La narrazione comincia a metà dell’Ottocento, negli ultimi anni della dominazione borbonica in Sicilia, alla vigilia della nascita dello Stato italiano.

Le esequie della principessa Teresa, amministratrice del patrimonio della casata, sono l’occasione per presentare i personaggi della famiglia Uzeda, discendenti dei Viceré di Spagna.

Il lettore è subito introdotto in un mondo di fasto e di splendore, ma anche di prepotenza e di miseria, che appare, agli occhi contemporanei, familiare ed estraneo al tempo stesso.

È questo uno dei punti di forza della storia: il mescolarsi del favoloso con il reale in un impasto di profondo fascino narrativo.

Attraverso abili resoconti e descrizioni, si svelano i misteri, gli intrighi e le complesse personalità degli appartenenti alla famiglia, tutti dominati da grandi ossessioni e passioni.

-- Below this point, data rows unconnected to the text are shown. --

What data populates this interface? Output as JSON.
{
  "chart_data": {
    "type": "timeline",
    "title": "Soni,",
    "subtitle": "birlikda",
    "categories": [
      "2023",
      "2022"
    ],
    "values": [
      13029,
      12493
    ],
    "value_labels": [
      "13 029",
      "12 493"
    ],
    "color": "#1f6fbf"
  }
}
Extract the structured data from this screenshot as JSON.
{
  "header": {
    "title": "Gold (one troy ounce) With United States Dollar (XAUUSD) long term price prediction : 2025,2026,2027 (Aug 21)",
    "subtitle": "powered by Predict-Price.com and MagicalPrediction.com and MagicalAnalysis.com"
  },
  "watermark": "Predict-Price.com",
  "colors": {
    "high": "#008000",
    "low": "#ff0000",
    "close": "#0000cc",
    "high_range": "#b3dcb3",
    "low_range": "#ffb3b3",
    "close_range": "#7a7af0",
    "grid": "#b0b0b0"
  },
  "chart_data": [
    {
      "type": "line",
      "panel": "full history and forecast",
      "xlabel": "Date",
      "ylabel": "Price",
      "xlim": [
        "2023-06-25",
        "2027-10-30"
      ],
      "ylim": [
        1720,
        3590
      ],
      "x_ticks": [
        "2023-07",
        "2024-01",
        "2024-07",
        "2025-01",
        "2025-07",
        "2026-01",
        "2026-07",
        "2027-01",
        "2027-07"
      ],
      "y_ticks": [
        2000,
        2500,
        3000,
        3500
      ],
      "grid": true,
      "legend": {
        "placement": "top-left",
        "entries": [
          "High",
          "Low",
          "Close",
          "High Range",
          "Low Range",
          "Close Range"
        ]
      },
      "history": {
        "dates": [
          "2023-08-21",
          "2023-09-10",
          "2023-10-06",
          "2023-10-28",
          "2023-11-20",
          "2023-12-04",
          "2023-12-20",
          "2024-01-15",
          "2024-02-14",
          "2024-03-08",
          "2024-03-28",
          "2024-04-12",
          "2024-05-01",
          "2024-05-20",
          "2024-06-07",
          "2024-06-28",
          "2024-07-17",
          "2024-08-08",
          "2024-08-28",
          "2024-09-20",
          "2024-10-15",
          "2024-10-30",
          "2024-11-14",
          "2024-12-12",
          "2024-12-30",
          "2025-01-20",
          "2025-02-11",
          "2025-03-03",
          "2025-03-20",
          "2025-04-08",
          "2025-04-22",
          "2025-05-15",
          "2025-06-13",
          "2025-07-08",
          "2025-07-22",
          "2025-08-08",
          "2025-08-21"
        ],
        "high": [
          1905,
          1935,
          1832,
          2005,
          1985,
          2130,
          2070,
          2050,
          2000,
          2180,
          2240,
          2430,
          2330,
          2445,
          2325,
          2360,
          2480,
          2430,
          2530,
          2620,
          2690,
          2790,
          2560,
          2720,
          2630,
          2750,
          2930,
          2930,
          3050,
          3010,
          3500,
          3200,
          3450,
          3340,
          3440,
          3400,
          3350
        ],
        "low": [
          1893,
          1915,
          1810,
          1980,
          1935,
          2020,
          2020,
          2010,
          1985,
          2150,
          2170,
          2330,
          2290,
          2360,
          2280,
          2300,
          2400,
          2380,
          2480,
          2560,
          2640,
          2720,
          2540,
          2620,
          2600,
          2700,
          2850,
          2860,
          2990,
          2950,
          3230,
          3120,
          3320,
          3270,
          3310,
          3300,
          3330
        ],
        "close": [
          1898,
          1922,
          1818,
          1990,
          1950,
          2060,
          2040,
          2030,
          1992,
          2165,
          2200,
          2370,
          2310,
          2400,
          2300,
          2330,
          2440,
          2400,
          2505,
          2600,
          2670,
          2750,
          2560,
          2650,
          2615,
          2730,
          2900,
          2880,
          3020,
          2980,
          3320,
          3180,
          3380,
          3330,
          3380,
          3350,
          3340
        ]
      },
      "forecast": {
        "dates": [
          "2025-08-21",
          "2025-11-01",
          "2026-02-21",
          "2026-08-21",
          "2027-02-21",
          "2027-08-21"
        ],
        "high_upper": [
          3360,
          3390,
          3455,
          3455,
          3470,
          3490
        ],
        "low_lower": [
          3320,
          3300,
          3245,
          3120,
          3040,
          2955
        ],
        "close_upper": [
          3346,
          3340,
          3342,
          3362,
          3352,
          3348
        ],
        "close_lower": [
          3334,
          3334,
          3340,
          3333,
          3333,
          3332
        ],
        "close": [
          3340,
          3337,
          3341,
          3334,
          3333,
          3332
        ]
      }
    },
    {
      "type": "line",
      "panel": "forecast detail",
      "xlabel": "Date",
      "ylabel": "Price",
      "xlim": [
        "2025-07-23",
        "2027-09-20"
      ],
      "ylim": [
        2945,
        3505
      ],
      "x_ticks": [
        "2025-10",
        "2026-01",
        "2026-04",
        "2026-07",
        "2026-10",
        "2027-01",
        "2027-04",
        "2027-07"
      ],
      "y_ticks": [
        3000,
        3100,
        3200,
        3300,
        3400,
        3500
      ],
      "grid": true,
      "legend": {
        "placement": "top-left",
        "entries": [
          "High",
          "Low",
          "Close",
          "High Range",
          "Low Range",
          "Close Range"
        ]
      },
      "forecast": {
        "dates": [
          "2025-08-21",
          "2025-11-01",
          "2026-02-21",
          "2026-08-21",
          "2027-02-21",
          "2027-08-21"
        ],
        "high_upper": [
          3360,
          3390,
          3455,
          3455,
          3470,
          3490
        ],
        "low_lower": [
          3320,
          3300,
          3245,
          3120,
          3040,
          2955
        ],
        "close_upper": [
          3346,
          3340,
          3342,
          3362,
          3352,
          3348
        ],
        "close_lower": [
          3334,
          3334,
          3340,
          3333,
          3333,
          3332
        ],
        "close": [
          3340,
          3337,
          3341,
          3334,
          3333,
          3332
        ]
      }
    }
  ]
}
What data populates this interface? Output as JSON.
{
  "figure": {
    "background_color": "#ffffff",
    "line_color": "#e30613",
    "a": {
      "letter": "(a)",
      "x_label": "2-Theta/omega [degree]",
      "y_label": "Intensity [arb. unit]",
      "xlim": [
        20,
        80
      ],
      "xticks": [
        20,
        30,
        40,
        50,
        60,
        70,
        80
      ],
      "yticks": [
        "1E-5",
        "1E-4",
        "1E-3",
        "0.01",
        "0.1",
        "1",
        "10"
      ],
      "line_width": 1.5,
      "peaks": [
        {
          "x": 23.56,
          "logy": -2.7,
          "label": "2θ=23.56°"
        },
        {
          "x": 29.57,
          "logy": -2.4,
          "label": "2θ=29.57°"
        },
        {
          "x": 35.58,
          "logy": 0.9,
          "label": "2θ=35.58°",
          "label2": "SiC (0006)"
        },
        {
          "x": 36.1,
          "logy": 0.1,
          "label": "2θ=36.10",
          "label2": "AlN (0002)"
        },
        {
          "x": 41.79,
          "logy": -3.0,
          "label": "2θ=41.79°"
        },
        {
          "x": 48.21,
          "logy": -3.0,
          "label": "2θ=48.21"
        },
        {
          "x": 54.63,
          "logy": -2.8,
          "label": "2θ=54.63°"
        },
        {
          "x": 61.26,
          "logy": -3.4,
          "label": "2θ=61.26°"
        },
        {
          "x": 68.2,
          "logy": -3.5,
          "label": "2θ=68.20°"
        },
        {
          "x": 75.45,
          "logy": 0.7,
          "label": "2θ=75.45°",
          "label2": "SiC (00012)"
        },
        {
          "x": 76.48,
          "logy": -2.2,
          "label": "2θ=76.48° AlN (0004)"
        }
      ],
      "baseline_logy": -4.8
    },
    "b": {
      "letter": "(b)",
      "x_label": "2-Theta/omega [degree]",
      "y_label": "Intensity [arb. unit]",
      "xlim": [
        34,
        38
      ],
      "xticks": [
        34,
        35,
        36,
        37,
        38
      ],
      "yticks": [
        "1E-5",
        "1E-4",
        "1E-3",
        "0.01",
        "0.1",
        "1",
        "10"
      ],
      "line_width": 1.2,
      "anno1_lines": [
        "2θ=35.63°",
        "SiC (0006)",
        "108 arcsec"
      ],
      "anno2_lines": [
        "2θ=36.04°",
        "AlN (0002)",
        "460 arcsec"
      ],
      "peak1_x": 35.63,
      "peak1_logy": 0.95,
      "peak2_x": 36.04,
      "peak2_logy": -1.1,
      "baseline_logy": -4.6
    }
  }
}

Le vicende degli Uzeda e le loro brighe, raccontati da un narratore onnisciente, rappresentano la società dell’epoca in rapido divenire, in cui “sopravvivere” significa innanzitutto essere schiavo di regole e tradizioni.

In lotta l’un con l’altro, gli uomini della casata combattono per l’eredità della principessa defunta e per i desideri contrastanti di ognuno di loro.

Il piccolo Consalvo, figlio del principe Giacomo XIV e della pricipessa Margherita, rispettivamente primogenito e nuora della defunta, cresce così in una famiglia in perpetua guerra.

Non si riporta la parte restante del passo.